Continuing confusion
ACOG issued the new guide because of continuing confusion stemming from a major 2002 study that found hormones not only didn’t keep postmenopausal women generally healthy — once a top reason for using them — but they could spur heart attacks, strokes and other illnesses.

Millions have since quit hormone therapy. Those who get no menopause relief from alternative treatments often have a hard time persuading a doctor to provide estrogen, said Dr. Nanette Santoro of the Albert Einstein College of Medicine, who co-authored the ACOG guide.
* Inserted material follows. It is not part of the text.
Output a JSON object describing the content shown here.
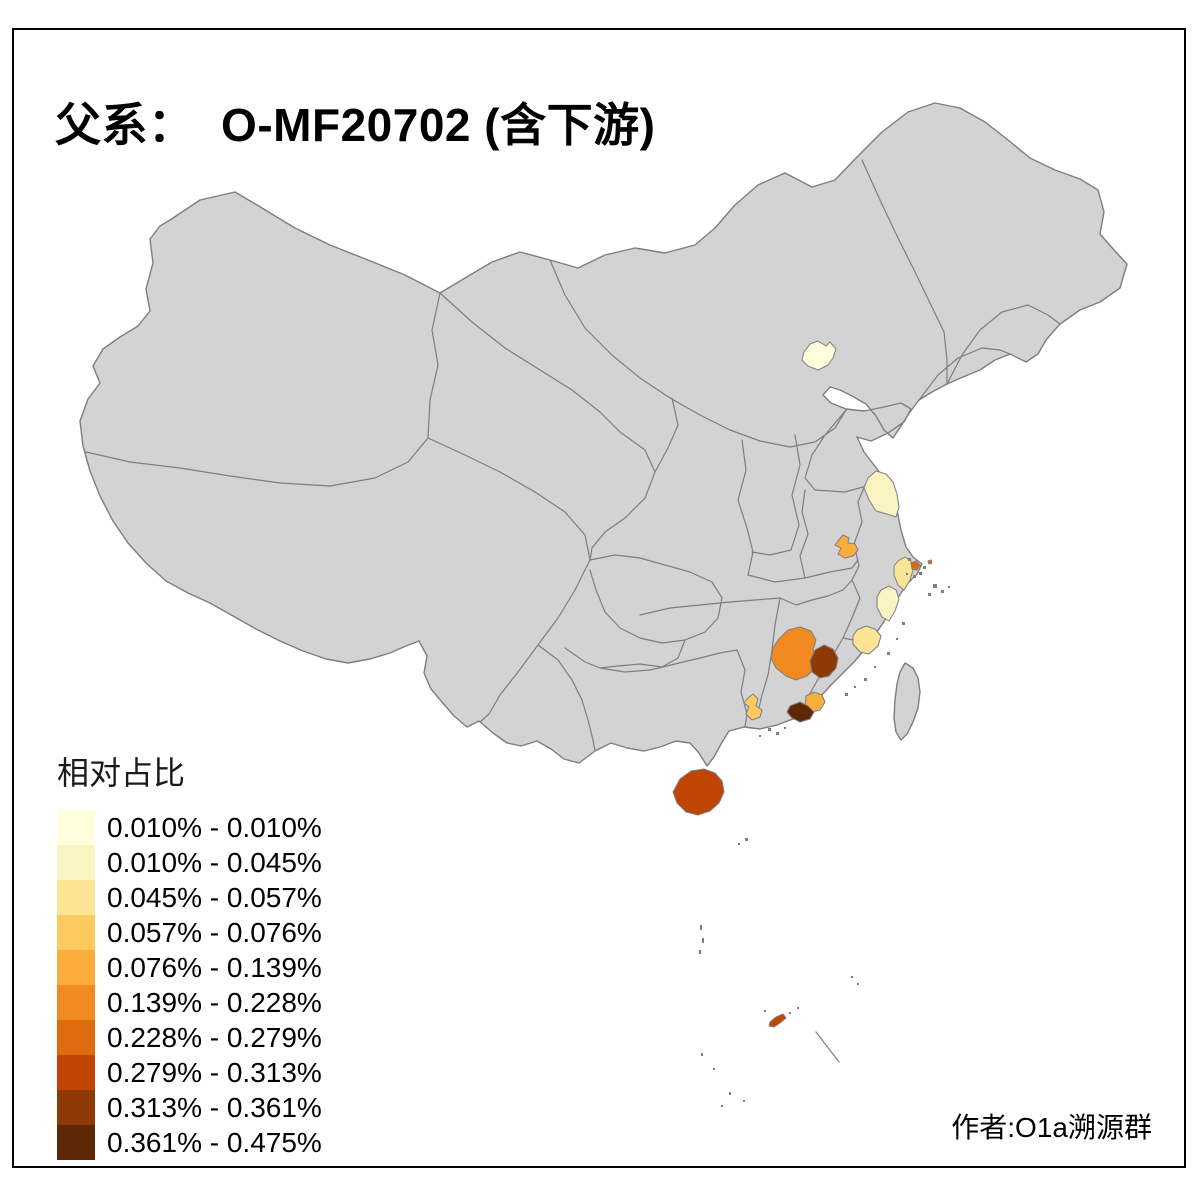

“There was such a fear of hormones that they began to be viewed as poison,” Santoro said. “Yet for some women, nothing works better.”

So ACOG examined the 2002 research and a string of additional hormone studies performed since. Among the findings:

  • Antidepressants known as SSRIs, such as Prozac, also can relieve hot flashes even in women who aren’t depressed, offering a potential alternative before resorting to hormones.
  • Herbal remedies such as black cohosh, wild yams or soy don’t seem to work. Women with mild symptoms might get a short-term placebo effect, but in strict scientific studies, the herbs perform no better than dummy pills, Santoro explained.
  • Contrary to popular myth, there’s little evidence that estrogen or the male hormone testosterone improves a woman’s sex drive. However, estrogen given orally or topically can improve the quality of postmenopausal sexual activity by relieving vaginal dryness that can make intercourse uncomfortable.
  • Estrogen remains the most effective treatment for hot flashes and night sweats, and taking it either orally, through a skin patch or vaginally seems to work. It doesn’t alleviate everyone’s symptoms; a four-week trial may be necessary.
  • Estrogen alone — an option only for women who’ve had a hysterectomy — increases the risk of strokes, blood clots and possibly dementia. Combination hormone therapy — estrogen plus progestin — raises the risk of heart attacks, strokes, blood clots and breast cancer.

Some women have additional risk factors for those conditions that hormones could exacerbate, such as high blood pressure or cancer in the family. And while many doctors consider long-term use the biggest problem, the risk of blood clots or clot-caused heart attacks actually starts rising immediately.

The decision to take hormones requires a case-by-case judgment of how bad the woman’s hot flashes are with her individual risk of side effects, the guide says. Hormone users should review that decision annually with their doctors — they may have become more prone to side effects, or the symptoms may have eased enough for them to quit.

That’s similar to advice from the Food and Drug Administration and other medical authorities. But the gynecologist group goes a step further to stress that “it is inappropriate” to withhold hormones from appropriate candidates.